History

Started in 2000 as the Opportunity Funding Corporation (OFC) Innovation and Entrepreneurship program, OFC has made a huge impact on entrepreneurship program development at the nation’s Historically Black Colleges and Universities. Entrepreneurs are key to the American enterprise, and now that OFC is a new program of TMCF, we will ensure the HBCU community does its part to guarantee that there is a talented and diverse pipeline of future entrepreneurs.

In 1970, the Opportunity Funding Corporation was created by the Nixon Administration to help address the recognized economic disparity between Whites and African Americans. The Administration reasoned that creating and nurturing Black business would contribute to their accumulation of wealth. Thus, the creation of Black businesses became a cornerstone of what the Administration called ‘Black Capitalism.’ OFC was launched with a grant of $7 million from the Department of Commerce. Donald Rumsfeld, who would later become Secretary of Defense in two Administrations, developed the concept and obtained a grant approval.

The original OFC concept was to reach into African American communities and encourage entrepreneurship, provide funding and advice for existing businesses, and to promote new business initiatives. To execute the concept, OFC employed a small staff, headed by Jack Glouster, and included Robert Kemp and Herbert Wilkins, Sr. Each man identified promising business opportunities, and assisted those businesses with cash, credit guarantees, and coaching.

While OFC realized some success, the impact of the operation was limited. The concept had to be modified to touch more businesses and communities. To that end, two venture capital firms were organized to execute the OFC mission. The two firms – Syndicated Communications, Inc., headed by Herbert Wilkins, Sr., and Fulcrum Venture Capital Corporation, headed by Robert Kemp, have had a significant impact. SYNCOM began with an investment from OFC, and has, along with the partnerships it created, provided funding and coaching to an estimated 200 small companies, including BET and Radio One. During the 1980s SYNCOM became independent of OFC, and the firm continues to grow today, supporting businesses in the minority and non-minority communities.

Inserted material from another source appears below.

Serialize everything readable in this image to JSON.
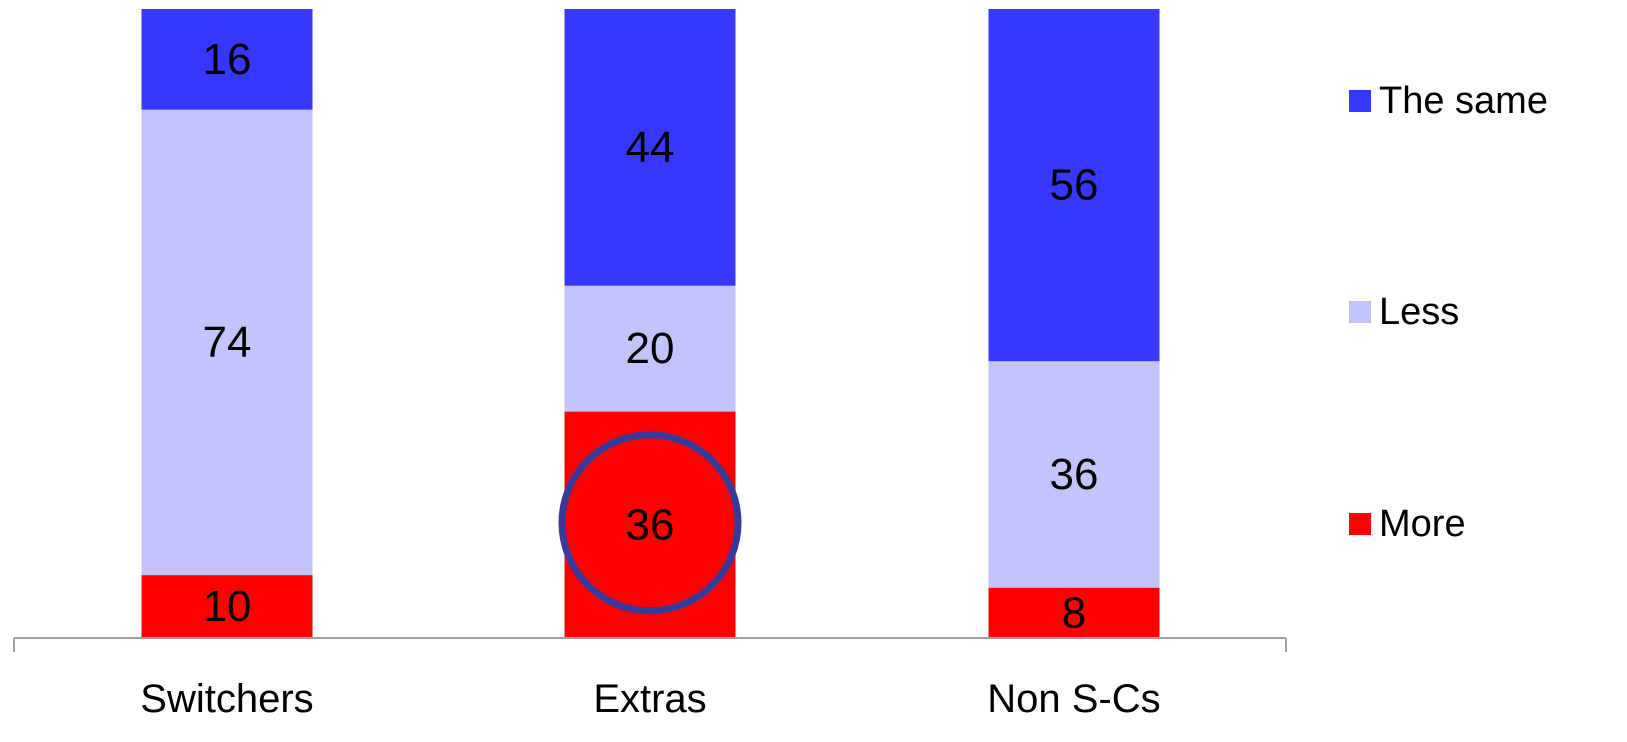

Fulcrum is smaller and has had less impact than SYNCOM. It began with a $1.5 million investment from OFC and leveraged that investment by issuing preferred stock to the Small Business Administration [SBA] and the Department of Transportation [DOT]. This allowed Fulcrum to provide financing and coaching to minority firms.

While Fulcrum did not achieve SYNCOM’s level of success, it has financed over 50 minority led small businesses and has returned nearly four times OFC’s original cash investment. It repaid SBA and DOT for the preferred stock and provided operating funds to OFC through the payment of dividends. Fulcrum’s management, under the leadership of Brian Argrett, also created Fulcrum Capital Partners; a $27 million limited partnership, in which OFC is a general and limited partner. Fulcrum Venture Capital Corporation and Fulcrum Capital Partners are now harvesting their investments.

In 2000, OFC embarked on its second major initiative to help close the economic gap between African Americans and the general population, the Innovation and Entrepreneurship Program. We reasoned that teaching entrepreneurship at the Historically Black Colleges and Universities (HBCUs) would have a powerful impact. In particular, we believed that those Black institutions offering a masters degree in business were well positioned to educate our young men and women in entrepreneurship.

OFC soon learned that only a few HBCUs included entrepreneurship in their business administration curriculum. The vision for the OFC Innovation and Entrepreneurship Program was to strengthen the curriculums and teaching at those institutions offering a masters degree in business. And with a solid educational exposure, many of these young men and women would become entrepreneurs. Even those who do not would be better prepared to compete in the corporate world.

In 2013, Thurgood Marshall College Fund (TMCF) acquired OFC, merging the two organizations with TMCF becoming the parent organization. With the appointment of Scott Lilly as OFC’s first President, the OFC’s Innovation and Entrepreneurship Program reached more students and ensured the HBCU community does its part to guarantee that there is a talented and diverse pipeline of future entrepreneurs.

In 2018, under the leadership of current CDO George Spencer, the OFC name was changed, and the division now functions as the Innovation & Entrepreneurship division.